The Use of BLAS and LAPACK in PETSc and external libraries#

  1. BLAS 1 operations (and GPU equivalents) - vector operations such as VecNorm(), VecAXPY(), and VecScale() are used extensively in PETSc. Depending on the simulation the size of the vectors may be from hundreds of entries to many millions.

  2. BLAS 2 operations - dense matrix with vector operations, generally the dense matrices are very small.

  3. Eigenvalue and SVD computations, generally for very small matrices

  4. External packages such as MUMPS and SuperLU_DIST use BLAS 3 operations (and possibly BLAS 1 and 2). The dense matrices may be of modest size, going up to thousands of rows and columns.

For most PETSc simulations (that is not using certain external packages) using an optimized set of BLAS/LAPACK routines only provides a modest improvement in performance. For some external packages using optimized BLAS/LAPACK can make a dramatic improvement in performance.

32 or 64-bit BLAS/LAPACK integers#

BLAS/LAPACK libraries may use 32 or 64-bit integers. PETSc configure and compile handles this automatically so long at the arguments to the BLAS/LAPACK routines are set to the type PetscBLASInt. The routine PetscBLASIntCast(PetscInt, PetscBLASInt *) casts a PetscInt to the BLAS/LAPACK size. If the BLAS/LAPACK size is not large enough it generates an error. For the vast majority of simulations, even very large ones, 64-bit BLAS/LAPACK integers are not needed, even when 64-bit PETSc integers are used.

The configure option --with-64-bit-blas-indices attempts to locate and use a 64-bit integer version of BLAS/LAPACK library. Except for MKL Cluster PARDISO, most external packages do not support using 64-bit BLAS/LAPACK integers so if you are using such packages you cannot use 64-bit BLAS/LAPACK integers.

The configure options --with-64-bit-indices and --with-64-bit-blas-indices are independent. --with-64-bit-indices does not imply that the BLAS/LAPACK libraries use 64 bit indices.

Shared memory BLAS/LAPACK parallelism#

Some BLAS/LAPACK libraries can make use of shared memory parallelism within the function calls, generally using OpenMP, or possibly PThreads. If this feature is turned on, it is in addition to the MPI based parallelism that PETSc is using. Thus it can result in over-subscription of hardware resources. For example, if a system has 16 cores and PETSc is run with an MPI size of 16 then each core is assigned an MPI process. But if the BLAS/LAPACK is running with OpenMP and 4 threads per process this results in 64 threads competing to use 16 cores which will perform poorly.

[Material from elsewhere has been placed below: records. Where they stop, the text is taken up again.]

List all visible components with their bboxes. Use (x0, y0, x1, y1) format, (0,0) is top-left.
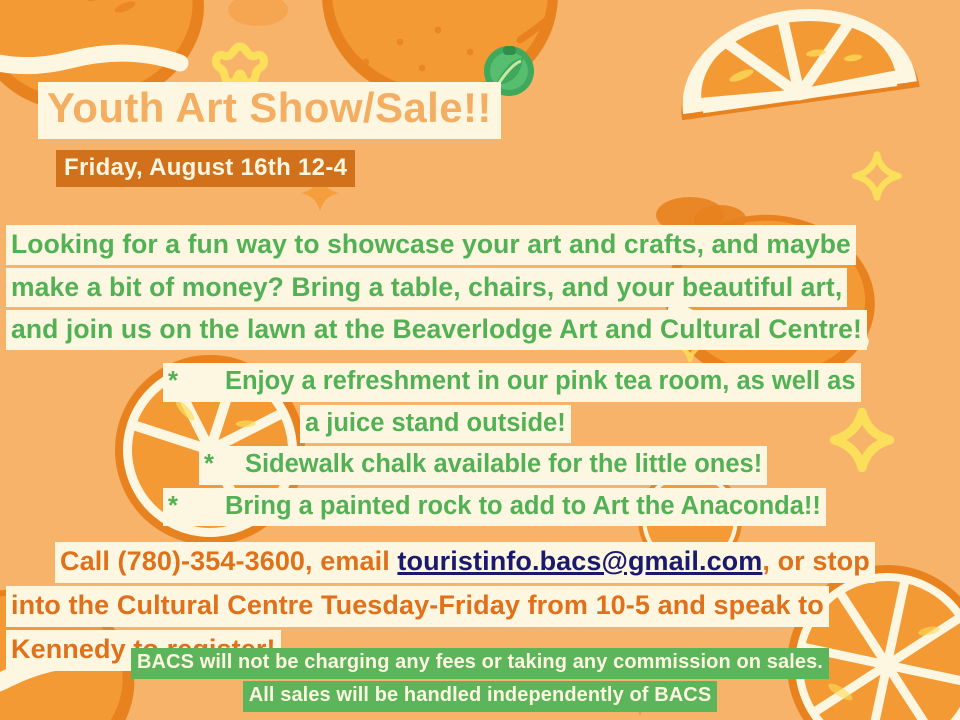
intro-line: and join us on the lawn at the Beaverlod… (6, 310, 867, 350)
contact-line-1: Call (780)-354-3600, email touristinfo.b… (55, 542, 875, 583)
disclaimer-line: BACS will not be charging any fees or ta… (131, 648, 829, 679)
bullet-spacer (214, 446, 240, 485)
event-date-badge: Friday, August 16th 12-4 (56, 150, 355, 187)
page-title-text: Youth Art Show/Sale!! (38, 82, 501, 139)
disclaimer-banner: BACS will not be charging any fees or ta… (0, 648, 960, 714)
disclaimer-row: All sales will be handled independently … (0, 681, 960, 712)
bullet-marker: * (163, 363, 178, 402)
disclaimer-row: BACS will not be charging any fees or ta… (0, 648, 960, 679)
bullet-text: Sidewalk chalk available for the little … (240, 446, 767, 485)
event-date-text: Friday, August 16th 12-4 (56, 150, 355, 187)
email-link[interactable]: touristinfo.bacs@gmail.com (397, 546, 762, 576)
bullet-list: * Enjoy a refreshment in our pink tea ro… (0, 363, 960, 529)
contact-line-2: into the Cultural Centre Tuesday-Friday … (6, 586, 829, 627)
bullet-text: a juice stand outside! (300, 405, 571, 444)
intro-line: Looking for a fun way to showcase your a… (6, 225, 856, 265)
list-item: * Sidewalk chalk available for the littl… (0, 446, 960, 485)
bullet-text: Bring a painted rock to add to Art the A… (220, 488, 826, 527)
bullet-spacer (178, 363, 220, 402)
bullet-spacer (178, 488, 220, 527)
contact-call-text: Call (780)-354-3600, email (60, 546, 397, 576)
bullet-marker: * (163, 488, 178, 527)
poster-content: Youth Art Show/Sale!! Friday, August 16t… (0, 0, 960, 720)
list-item: * Bring a painted rock to add to Art the… (0, 488, 960, 527)
disclaimer-line: All sales will be handled independently … (243, 681, 718, 712)
poster-canvas: Youth Art Show/Sale!! Friday, August 16t… (0, 0, 960, 720)
bullet-marker: * (199, 446, 214, 485)
list-item-continuation: a juice stand outside! (0, 405, 960, 444)
bullet-text: Enjoy a refreshment in our pink tea room… (220, 363, 861, 402)
list-item: * Enjoy a refreshment in our pink tea ro… (0, 363, 960, 402)
page-title: Youth Art Show/Sale!! (38, 82, 501, 139)
intro-paragraph: Looking for a fun way to showcase your a… (6, 225, 867, 353)
contact-line1-tail: , or stop (762, 546, 869, 576)
intro-line: make a bit of money? Bring a table, chai… (6, 268, 847, 308)
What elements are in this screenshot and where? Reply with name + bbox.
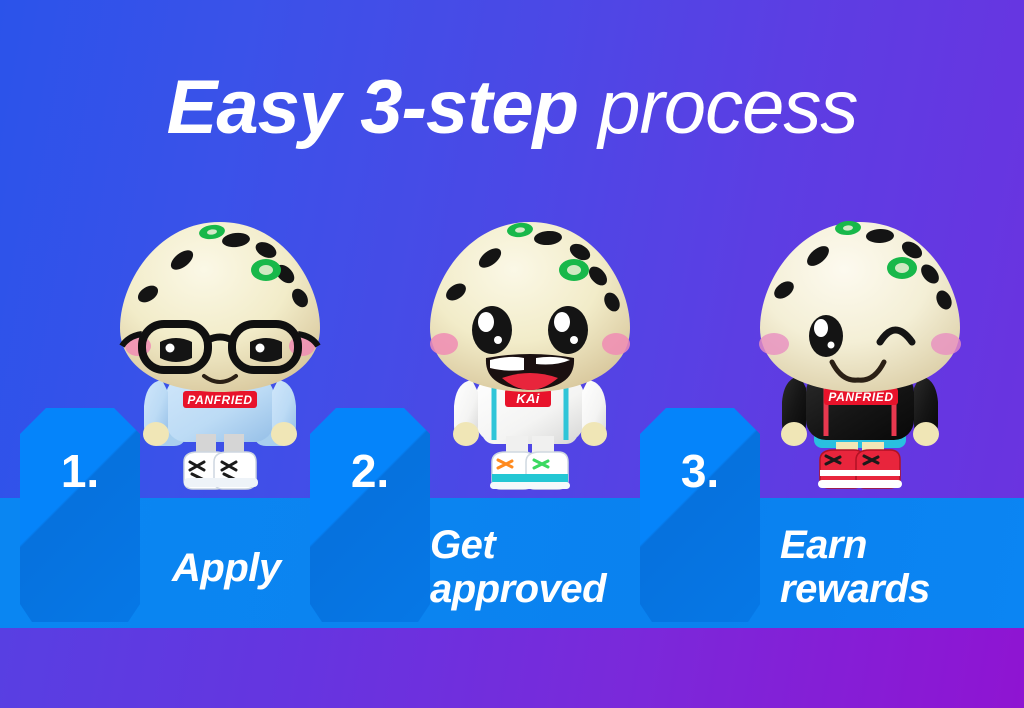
mascot-body: KAi (453, 376, 607, 489)
cheek-left (430, 333, 458, 355)
svg-text:PANFRIED: PANFRIED (828, 390, 893, 404)
step-badge-fold-shadow (310, 408, 430, 622)
mascot-head (430, 222, 630, 392)
eye-open (809, 315, 843, 357)
svg-text:KAi: KAi (516, 391, 540, 406)
page-title: Easy 3-step process (0, 66, 1024, 150)
svg-text:PANFRIED: PANFRIED (187, 393, 252, 407)
mascot-shoes (184, 452, 258, 489)
mascot-illustration: KAi (410, 212, 650, 512)
cheek-right (931, 333, 961, 355)
mascot-shoes (818, 450, 902, 488)
mascot-hand-right (271, 422, 297, 446)
mascot-shoes (490, 452, 570, 489)
mascot-hand-left (143, 422, 169, 446)
mascot-illustration: PANFRIED (740, 212, 980, 512)
title-light-part: process (598, 65, 857, 150)
step-label-1: Apply (172, 546, 281, 590)
mascot-step-2: KAi (410, 212, 650, 512)
step-number-3: 3. (640, 448, 760, 494)
step-label-2: Get approved (430, 523, 606, 611)
mascot-head (759, 220, 961, 392)
chest-logo-badge: PANFRIED (183, 391, 257, 408)
step-number-2: 2. (310, 448, 430, 494)
step-number-1: 1. (20, 448, 140, 494)
step-badge-1[interactable]: 1. (20, 408, 140, 622)
title-bold-part: Easy 3-step (167, 65, 578, 150)
mascot-hand-right (581, 422, 607, 446)
cheek-left (759, 333, 789, 355)
promo-banner: Easy 3-step process (0, 0, 1024, 708)
step-label-3: Earn rewards (780, 523, 930, 611)
step-badge-fold-shadow (640, 408, 760, 622)
cheek-right (602, 333, 630, 355)
step-badge-2[interactable]: 2. (310, 408, 430, 622)
mascot-step-3: PANFRIED (740, 212, 980, 512)
mascot-hand-left (453, 422, 479, 446)
step-badge-fold-shadow (20, 408, 140, 622)
step-badge-3[interactable]: 3. (640, 408, 760, 622)
mascot-hand-right (913, 422, 939, 446)
mascot-hand-left (781, 422, 807, 446)
mascot-head (120, 222, 320, 392)
mascot-body: PANFRIED (143, 376, 297, 489)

If one elects to use both MPI parallelism and shared memory BLAS/LAPACK parallelism one should ensure they do not over subscribe the hardware resources. Since PETSc does not natively use OpenMP this means that phases of the computation that do not use BLAS/LAPACK will be under-subscribed, thus under-utilizing the system. For PETSc simulations which do not use external packages there is generally no benefit to using parallel BLAS/LAPACK. The environmental variable OMP_NUM_THREADS can be used to set the number of threads used by each MPI process for its shared memory parallel BLAS/LAPACK. The additional environmental variables OMP_PROC_BIND and OMP_PLACES may also need to be set appropriately for the system to obtain good parallel performance with BLAS/LAPACK. The configure option --with-openmp will trigger PETSc to try to locate and use a parallel BLAS/LAPACK library.

Certain external packages such as MUMPS may benefit from using parallel BLAS/LAPACK operations. See the manual page MATSOLVERMUMPS for details on how one can restrict the number of MPI processes while running MUMPS to utilize parallel BLAS/LAPACK.

Available BLAS/LAPACK libraries#

Most systems (besides Microsoft Windows) come with pre-installed BLAS/LAPACK which are satisfactory for many PETSc simulations.

The freely available Intel MKL mathematics libraries provide BLAS/LAPACK that are generally better performing than the system provided libraries and are generally fine for most users.

For systems that do not provide BLAS/LAPACK, such as Microsoft Windows, PETSc provides the Fortran reference version --download-fblaslapack and a f2c generated C version --download-f2cblaslapack (which also supports 128 bit real number computations). These libraries are less optimized but useful to get started with PETSc easily.

PETSc also provides access to OpenBLAS via the --download-openblas configure option. OpenBLAS uses some highly optimized operations but falls back on reference routines for many other operations. See the OpenBLAS manual for more information. The configure option --download-openblas provides a full BLAS/LAPACK implementation.

BLIS does not bundle LAPACK with it so PETSc’s configure attempts to locate a compatible system LAPACK library to use if --download-blis is selected. One can use --download-f2cblaslapack --download-blis. This is recommended as a portable high-performance option. It is possible if you use --download-blis without --download-f2cblaslapack the BLIS library installed will not be used! Instead, PETSc will link in some LAPACK implementation and the BLAS that comes with that implementation!